Por José Carlos Arévalo
viernes, 23 de mayo de 2025 · 07:27

Lo que pasa en los toros no sucede en ningún otro espectáculo. Para bien y para mal. Para bien, porque el toreo es superior a quienes creen, hasta cierto punto con razón, que lo controlan. Y para mal, porque los que mandan desde hace unos años en el negocio taurino son gente muy cortita.

Uno de los ejemplos más palmarios es el caso Uceda Leal. Si se usara con rigor el título de maestro, hoy aplicado para designar a todos los matadores, solo debería emplearse con media docena.

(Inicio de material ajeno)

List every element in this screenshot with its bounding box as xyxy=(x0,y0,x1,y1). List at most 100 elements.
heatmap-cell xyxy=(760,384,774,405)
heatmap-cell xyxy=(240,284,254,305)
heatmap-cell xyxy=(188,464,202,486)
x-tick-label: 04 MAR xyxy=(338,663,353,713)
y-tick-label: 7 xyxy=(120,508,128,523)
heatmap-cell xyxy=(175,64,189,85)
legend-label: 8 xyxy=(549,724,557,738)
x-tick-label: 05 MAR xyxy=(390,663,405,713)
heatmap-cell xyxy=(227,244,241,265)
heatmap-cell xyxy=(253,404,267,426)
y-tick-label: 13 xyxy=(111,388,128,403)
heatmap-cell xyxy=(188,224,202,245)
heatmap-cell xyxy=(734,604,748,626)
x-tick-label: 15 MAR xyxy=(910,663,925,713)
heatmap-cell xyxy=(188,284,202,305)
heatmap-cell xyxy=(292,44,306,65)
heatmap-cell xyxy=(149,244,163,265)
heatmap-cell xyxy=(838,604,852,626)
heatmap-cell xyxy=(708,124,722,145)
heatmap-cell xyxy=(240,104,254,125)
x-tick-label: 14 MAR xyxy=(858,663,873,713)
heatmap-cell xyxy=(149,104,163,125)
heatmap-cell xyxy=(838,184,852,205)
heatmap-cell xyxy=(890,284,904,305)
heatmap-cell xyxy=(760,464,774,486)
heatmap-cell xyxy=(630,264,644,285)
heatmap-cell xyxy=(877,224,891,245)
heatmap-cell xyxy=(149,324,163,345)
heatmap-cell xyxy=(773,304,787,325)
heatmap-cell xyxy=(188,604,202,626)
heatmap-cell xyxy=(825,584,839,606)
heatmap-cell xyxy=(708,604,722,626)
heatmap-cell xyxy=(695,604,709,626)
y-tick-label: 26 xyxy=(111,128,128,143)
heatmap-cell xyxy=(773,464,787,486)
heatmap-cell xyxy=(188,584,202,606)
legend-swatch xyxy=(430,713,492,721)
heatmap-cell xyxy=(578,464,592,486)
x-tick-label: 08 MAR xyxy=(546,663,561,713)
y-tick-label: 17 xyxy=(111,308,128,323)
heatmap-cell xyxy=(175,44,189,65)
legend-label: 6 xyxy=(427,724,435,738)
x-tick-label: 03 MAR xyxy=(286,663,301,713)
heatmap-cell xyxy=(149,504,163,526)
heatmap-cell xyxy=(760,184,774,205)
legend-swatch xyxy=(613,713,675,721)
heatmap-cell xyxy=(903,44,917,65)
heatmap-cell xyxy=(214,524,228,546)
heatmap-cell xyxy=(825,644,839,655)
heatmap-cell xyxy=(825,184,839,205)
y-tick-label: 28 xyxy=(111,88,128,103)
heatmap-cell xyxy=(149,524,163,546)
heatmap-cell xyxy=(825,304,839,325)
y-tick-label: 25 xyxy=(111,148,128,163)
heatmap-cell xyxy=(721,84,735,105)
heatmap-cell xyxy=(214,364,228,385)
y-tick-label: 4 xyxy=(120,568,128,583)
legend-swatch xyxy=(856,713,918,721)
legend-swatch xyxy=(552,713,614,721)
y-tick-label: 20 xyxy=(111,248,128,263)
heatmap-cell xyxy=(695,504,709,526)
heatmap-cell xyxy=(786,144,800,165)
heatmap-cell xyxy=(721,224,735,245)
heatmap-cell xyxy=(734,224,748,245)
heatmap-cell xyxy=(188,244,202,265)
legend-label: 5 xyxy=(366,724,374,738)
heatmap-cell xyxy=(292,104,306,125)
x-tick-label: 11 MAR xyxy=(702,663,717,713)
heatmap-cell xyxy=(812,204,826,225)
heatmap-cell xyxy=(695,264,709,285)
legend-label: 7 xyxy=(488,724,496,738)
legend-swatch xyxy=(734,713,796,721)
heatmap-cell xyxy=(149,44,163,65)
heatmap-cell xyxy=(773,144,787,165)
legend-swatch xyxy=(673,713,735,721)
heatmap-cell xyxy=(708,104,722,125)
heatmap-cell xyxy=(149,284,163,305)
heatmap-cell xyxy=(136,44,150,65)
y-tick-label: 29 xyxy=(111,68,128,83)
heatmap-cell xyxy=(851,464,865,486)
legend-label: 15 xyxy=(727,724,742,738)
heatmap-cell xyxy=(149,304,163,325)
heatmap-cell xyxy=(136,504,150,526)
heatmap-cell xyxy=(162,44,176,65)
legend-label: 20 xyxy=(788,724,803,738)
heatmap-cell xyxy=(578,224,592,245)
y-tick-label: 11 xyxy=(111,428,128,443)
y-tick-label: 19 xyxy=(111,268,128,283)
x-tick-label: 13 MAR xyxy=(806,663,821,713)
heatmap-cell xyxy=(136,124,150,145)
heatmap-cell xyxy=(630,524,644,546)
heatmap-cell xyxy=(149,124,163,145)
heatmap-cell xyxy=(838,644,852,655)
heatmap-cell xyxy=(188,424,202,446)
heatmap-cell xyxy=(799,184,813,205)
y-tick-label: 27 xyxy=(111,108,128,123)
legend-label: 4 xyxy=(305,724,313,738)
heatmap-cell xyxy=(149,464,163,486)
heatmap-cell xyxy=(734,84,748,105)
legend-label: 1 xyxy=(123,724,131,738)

Entre ellos Uceda Leal, maestro del toreo por todos sus atributos. Obviamente, por su maestría, como lo demostró con su primer toro que, ya de salida, su embestida tenía menos recorrido que un caracol dormido. Claro que, como buen “santacoloma”, de dormido, nada. Clavaba su acometida en las zapatillas del torero antes de pasar. ¿Hicieron bien en darle fuerte con la puya? ¿Habría sido dominable esa conducta si hubiera mantenido en la muleta su viveza inicial? En todo caso, ante la sarga fue una prenda. Listo, esperaba, desparramaba la vista, y solo veía al torero. Pero este era mucho más listo, porque su valiente colocación, al hilo antes de citar con el toro mirándole con el ojo dentro, de inmediato le ganaba uno o dos pasos, cruzándose y “tocando” al ojo contrario, de modo que el irracional embestía creyendo hacer carne y el torero aprovechaba su errónea embestida, no para desviarla hacia afuera, como suele suceder con el toreo cambiado, sino hacia adentro para que el funo se confiara, y el muletazo salía largo y hondo y deparaba el paladeo de la inteligencia burlando a la malicia. No pudieron ser muchos porque el toro se desengañaba entre pase y pase. Pero sí los suficientes para demostrar que no hay toro malo sino torero impotente. Y además lo mató de una estocada con pureza y arte. Solo le aplaudieron. Y es que ahora, en las plazas hay mucha gente que mira y no ve.            

Lo que sí vio todo el mundo fue su gran faena al cuarto de la tarde. Los ayudados por alto con que la inició merecen un Fidias que los esculpiera. Y si bellos eran por fuera, la embestida prendida, el temple cadencioso, la figura gallarda, el medio pecho por delante, la cintura quebrándose a partir del embroque y los vuelos rojos de la sarga floreando los pitones del bravo quinteño, buenísimos fueron por dentro, porque escondían la función de someter la bravura, acompasados hacia adentro en el remate para formalizar al toro, para decirle que el pleito iba en serio. También lo comprendió la gente, que intuyó faena grande. Y comprobó en la primera tanda de redondos, de una cadencia visible y un mando invisible, que ni los tendidos, ni el torero, ni el toro, se habían equivocado. Y el gran paladeo llegó con el toreo por naturales largos como ríos, y la celebración del elegantísimo trasteo se rubricó con el pellizco de un trincherazo torerísimo y con otros muletazos que no se supo si eran desdenes o el pase de la firma, por el temple y el trazo desmayado que tuvieron. ¿Fue corta la faena para este tiempo de faenas largas? No, fue exacta. Un pase más, que el toro ya no tenía, habría manchado una obra perfecta. Y por eso, y porque al toro ya no le quedaba nada dentro, el gran estocadista provocó la estocada al encuentro, no fuera a ser que el bravo pero medido animal no hubiera empujado en la suerte suprema. La faena era de dos orejas, pero el presidente esperó y no sacó el pañuelo hasta que el tiro de mulillas enganchaba al toro. O sea, que la gente cortita no solo está en los despachos. También se sienta en los palcos.

Por cierto, esta era la primera actuación de Uceda Leal en este año de gracia. Y las ferias repletitas de toreros funcionarios. Qué país, Miquelarena.